Best city break 2019: Valletta
Compact Valletta’s coronation as European City of Culture 2018 has brought a burst of fresh energy to its historic streets.
Why go in 2019
Valletta is on the up. Long famed for its feast of architecture, the city has welcomed a rise in hotel options and flights thanks to its glittering array of crowd-pleasing arts events housed in snazzily renovated spaces.

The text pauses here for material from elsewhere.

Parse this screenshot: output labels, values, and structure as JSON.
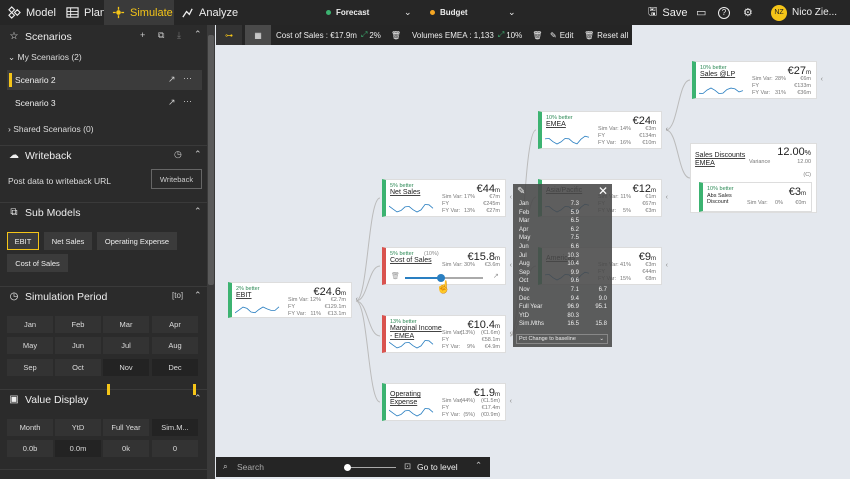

It’s more accessible for British travellers, too, with new routes added from Exeter and Cardiff. With near year-round sunshine, improved access and renewed zest, Valletta is a no-brainer for a city break this year.
Valletta is known for
Valletta, a UNESCO World Heritage Site, packs an abundance of beautiful buildings into its small area. From the Baroque opulence of St John’s Co-Cathedral (complete with a splendid Caravaggio) and the sumptuous Grand Master’s Palace, to the ultra-modern stone Parliament building and remodelled limestone city gates, it’s a pick-n-mix through the ages. Stroll past the colourful balconies that line Valletta’s characterful streets and head for the harbour where 16th-century Fort St Elmo houses the National War Museum. If food is your thing, Valletta’s nosh reflects its multi-cultural past, with Maltese, Italian and British influences all playing their part.
When to Go
Valletta is pleasantly warm in spring, and crowds are smaller than in summer. The countrywide International Fireworks Festival comes to Valletta’s Barriera Wharf at the end of April, while music lovers drop by for the Isle of MTV festival in June. If heat isn’t a problem for you, then get your fill of culture in July at two major events – The Malta Arts Festival and the Malta Jazz Festival. Don’t forget about autumn, either. Temperatures can still be balmy into October for Notte Bianca, when museums and galleries open for free until late and live music rings throughout the city.
Just a 15-minute taxi drive from Valletta stands the ancient site of Hal Saflieni Hypogeum, an archaeological marvel with a touch of the macabre. This underground complex is a prehistoric necropolis and you can take an eerie trip through its limestone-hewn halls, chambers and corridors, where about 7,000 people were buried. If you fancy a guided tour, it’s best to book ahead as spaces fill up quickly.
How to get there: regular flights leave from all over the UK to Malta International Airport, about 20 minutes’ drive from Valletta.
Currency: the euro.
Visa: none required.
Plugs: type G, the same as the UK.
Average cost of a pint of beer: £2.22.